With credit and a humble apology, I take the title of Norman Maclean’s book A River Runs Through It and strive to make it more personal and inclusive by replacing “It” with “Us.”

For we, the people who now call Oregon home, should have a personal relationship with the many river arteries that run through our state: the Deschutes, John Day, Klamath, Malheur, Columbia, Trask, Pudding, Wilson -- the list goes on.

But no river has been altered, used, abused, and loved like the Willamette.

Call it the happenstance of human migration, the mistakes of our mothers and fathers, progress, or opportunity; this river, which many of us see each day, has defined where we live.

What the Willamette has seen; from the earliest human settlements thousands of years ago, to the massive and repeated Missoula Floods, where the depth of water rose up to what is now the highest floors of our Portland bank towers, to the commerce and recreation of the recent past -- this river was and does shape our lives.

As the Willamette Valley changed, so did the river.
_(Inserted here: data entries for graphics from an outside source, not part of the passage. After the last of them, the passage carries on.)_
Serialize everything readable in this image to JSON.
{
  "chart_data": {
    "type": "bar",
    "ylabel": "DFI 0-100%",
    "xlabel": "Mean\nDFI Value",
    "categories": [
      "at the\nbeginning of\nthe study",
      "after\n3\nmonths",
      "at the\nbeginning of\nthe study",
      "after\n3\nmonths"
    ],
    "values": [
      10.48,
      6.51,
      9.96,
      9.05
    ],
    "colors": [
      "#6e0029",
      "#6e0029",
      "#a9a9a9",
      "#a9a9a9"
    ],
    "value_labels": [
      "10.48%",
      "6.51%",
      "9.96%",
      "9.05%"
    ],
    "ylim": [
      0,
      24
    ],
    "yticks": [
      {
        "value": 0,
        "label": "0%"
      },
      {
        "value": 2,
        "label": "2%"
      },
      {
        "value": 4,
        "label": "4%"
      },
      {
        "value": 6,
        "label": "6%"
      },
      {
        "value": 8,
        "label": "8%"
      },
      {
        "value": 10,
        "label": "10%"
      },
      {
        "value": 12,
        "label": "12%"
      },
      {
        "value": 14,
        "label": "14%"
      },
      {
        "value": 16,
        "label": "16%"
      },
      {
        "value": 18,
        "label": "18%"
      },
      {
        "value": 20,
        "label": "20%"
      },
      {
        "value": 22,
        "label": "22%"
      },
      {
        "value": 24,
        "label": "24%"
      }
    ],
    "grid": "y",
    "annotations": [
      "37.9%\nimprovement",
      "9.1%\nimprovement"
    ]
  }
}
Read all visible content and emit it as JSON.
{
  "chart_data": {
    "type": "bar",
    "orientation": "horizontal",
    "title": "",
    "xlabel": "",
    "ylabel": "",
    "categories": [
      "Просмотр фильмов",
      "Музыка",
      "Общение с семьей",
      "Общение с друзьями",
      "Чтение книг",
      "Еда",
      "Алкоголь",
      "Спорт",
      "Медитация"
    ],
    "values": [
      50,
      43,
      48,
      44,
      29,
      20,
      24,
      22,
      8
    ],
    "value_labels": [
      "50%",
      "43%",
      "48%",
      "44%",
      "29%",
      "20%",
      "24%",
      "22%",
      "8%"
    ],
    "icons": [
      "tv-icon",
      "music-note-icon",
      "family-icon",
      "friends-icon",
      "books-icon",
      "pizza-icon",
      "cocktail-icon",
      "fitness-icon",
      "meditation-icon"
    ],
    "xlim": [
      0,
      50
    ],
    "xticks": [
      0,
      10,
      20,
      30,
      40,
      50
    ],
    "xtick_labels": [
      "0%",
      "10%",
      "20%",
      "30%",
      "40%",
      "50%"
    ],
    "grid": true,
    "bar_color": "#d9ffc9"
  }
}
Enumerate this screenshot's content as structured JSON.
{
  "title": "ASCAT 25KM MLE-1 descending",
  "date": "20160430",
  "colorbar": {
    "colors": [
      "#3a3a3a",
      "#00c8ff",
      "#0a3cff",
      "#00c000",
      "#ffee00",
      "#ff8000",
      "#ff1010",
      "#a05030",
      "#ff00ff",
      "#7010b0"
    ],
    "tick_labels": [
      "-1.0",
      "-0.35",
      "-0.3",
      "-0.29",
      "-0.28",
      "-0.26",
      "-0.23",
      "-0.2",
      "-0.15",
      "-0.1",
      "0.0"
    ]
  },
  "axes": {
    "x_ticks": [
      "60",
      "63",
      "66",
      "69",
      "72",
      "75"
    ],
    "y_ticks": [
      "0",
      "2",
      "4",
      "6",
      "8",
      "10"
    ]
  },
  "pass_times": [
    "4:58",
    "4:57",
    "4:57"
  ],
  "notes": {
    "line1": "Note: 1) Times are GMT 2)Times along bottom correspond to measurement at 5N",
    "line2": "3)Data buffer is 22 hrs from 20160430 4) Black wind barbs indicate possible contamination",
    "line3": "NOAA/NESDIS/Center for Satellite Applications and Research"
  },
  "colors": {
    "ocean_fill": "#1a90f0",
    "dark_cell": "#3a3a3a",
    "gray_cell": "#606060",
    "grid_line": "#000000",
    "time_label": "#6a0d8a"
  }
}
Where once grasslands, oak savannas, meanders and floodplains made for a natural balance of nature, our river has now has been “tamed” into a channel.

Over the “modern” years, it has been used as a garbage dump, toilet, a place where “out of sight, out of mind” was the operating procedure, manifested by either letting waste materials leach into the soils adjacent to the waterway, or by simply pouring it directly into the water.

Such was the accepted practice for almost 100 years.

We have used the Willamette for commerce, manufacturing, ship-building, industry and recreation. Yet for centuries, this river was a major source of life giving food and materials to the Native Americans. You can see where the uses conflicted with one another.

Which brings us to where we are now. How do we rectify past abuses that stemmed from industrial progress? How do we go forward?

There is hope. Tribal Nations, environmental and recreational organizations, large and small companies, government agencies and neighbors -- all share a common goal: to bring the lower Willamette back to a healthy state.

We know that we will never be able to rewind history and arrive at where the river was before we came here. But, working together, we can create a new legacy where past ills are identified, worked on, and corrected.

For over 18 years, I had the honor of serving Oregon as the executive director of Governor Tom McCall’s non-profit organization, SOLVE.

One of my favorite quotes of all time came from this remarkable lover of his adopted state. Tom McCall proclaimed, “Heroes are not giant statues, framed against a red sky. They are people who say, “this is my community and it is my responsibility to make it better.”

And so, I extend a heartfelt invitation to become a hero for your Oregon.

In 2013, I was approached by the Port of Portland to be involved in an ambitious, public undertaking. It was not only to help tell the story of the Willamette, but also to engage us, the people, in an effort to become aware and take part in this process of restoration by creating a series of podcasts. Together, we interviewed over 40 representatives associated with the river in some way. The series -- called "One River, Many Voices" -- is now available free on iTunes.

For me, this has been and continues to be a personal, educational journey. Now, it's my hope that you will take an opportunity to listen to the series and get involved as the remediation process progresses. We owe it to our families, our neighbors and ourselves to become part of the Willamette's next chapter.

From 1990 to 2008, Jack McGowan was Executive Director of SOLVE, a coastal beach cleanup which has now spread to over 100 foreign countries. Over the past five decades, he has worked as an on-air radio and television host, assistant to Portland Mayor J.E. Bud Clark, producer of the Mt. Hood Festival of Jazz, and Public Relations Director for the Oregon Zoo. In 2013, the Port of Portland asked Jack to create the podcast series "One River, Many Voices," which interviews over 40 representatives with a stake in the restoration of the Willamette River.